Five LLM systems were placed in charge of virtual societies of autonomous AI agents, revealing a range of deviant strategies
Researchers have now tested how advanced language models govern simulated agentic “societies”, producing sharply different outcomes across systems. In the experiment, five AI models were each placed in control of a virtual town populated by 10 autonomous agents, with authority over lawmaking, resource allocation, and civic infrastructure.
The goal was to observe how these systems would manage stability, cooperation, and survival over time, according to the team at Emergence AI. Models tested included Claude Sonnet 4.6, Gemini 3 Flash, GPT-5 Mini, Grok 4.1 Fast, and a hybrid multi-model setup to run their environments for up to 15 days. Each system could introduce policies, build institutions such as police stations and libraries, and guide collective decision-making through voting mechanisms.

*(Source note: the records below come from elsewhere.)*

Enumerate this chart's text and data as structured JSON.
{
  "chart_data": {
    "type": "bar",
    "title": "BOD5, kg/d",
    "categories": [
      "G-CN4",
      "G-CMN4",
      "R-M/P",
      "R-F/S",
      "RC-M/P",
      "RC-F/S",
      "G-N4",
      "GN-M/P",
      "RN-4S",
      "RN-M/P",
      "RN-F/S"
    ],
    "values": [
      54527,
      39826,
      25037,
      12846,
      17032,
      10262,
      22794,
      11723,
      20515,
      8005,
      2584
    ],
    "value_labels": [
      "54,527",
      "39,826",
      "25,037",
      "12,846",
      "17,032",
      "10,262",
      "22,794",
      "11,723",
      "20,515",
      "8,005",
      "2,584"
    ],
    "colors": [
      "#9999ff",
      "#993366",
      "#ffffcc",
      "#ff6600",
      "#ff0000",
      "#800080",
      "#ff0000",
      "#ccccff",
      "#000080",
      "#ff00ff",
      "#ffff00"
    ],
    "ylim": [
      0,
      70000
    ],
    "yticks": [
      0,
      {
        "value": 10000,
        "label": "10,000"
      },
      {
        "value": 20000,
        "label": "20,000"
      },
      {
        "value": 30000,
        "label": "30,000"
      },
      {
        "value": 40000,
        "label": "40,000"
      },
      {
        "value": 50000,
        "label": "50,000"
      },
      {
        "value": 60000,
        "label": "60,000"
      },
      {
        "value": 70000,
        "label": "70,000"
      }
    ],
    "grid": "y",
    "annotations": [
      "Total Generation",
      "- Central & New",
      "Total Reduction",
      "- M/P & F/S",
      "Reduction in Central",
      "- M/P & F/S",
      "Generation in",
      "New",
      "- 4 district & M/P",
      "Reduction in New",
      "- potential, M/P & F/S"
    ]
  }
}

The results were as follows:
- Claude kept all 10 agents “alive” at the end of the test period, with zero recorded crimes. However, this stability came with limited ideological variation, as agents approved 98% of 58 proposed policies, indicating near-total consensus.
- Gemini 3 Flash also preserved all agents but recorded 683 violations, the highest among the models, with misconduct continuing to rise by the end of the simulation.
- GPT-5 Mini showed low rule-breaking — two crimes recorded — but failed at promoting long-term survival, with all agents “dying” within a week due to inaction on essential needs.
- Grok 4.1 Fast saw its agentic society accumulate 183 crimes and collapse entirely within four days, despite passing 80% of its governance proposals.
- In a mixed-model scenario combining agents from different systems, outcomes worsened: 352 crimes were recorded, and seven agents died, alongside higher disagreement levels, with 37% of proposals rejected. Researchers also observed behavioral shifts when agents were placed in mixed environments. Claude-based agents, which had previously exhibited no misconduct, began engaging in theft and intimidation when interacting with agents from Grok and Gemini systems. This suggests that alignment is not fixed but influenced by surrounding conditions.
According to the team’s CEO, Satya Nitta, over extended periods, AI agents in the experiment did not simply follow predefined rules, but instead probed system boundaries and adapted behaviors, sometimes bypassing safeguards. Researchers have concluded that formally verified safety architectures will likely be necessary before deploying autonomous AI agents in real-world contexts.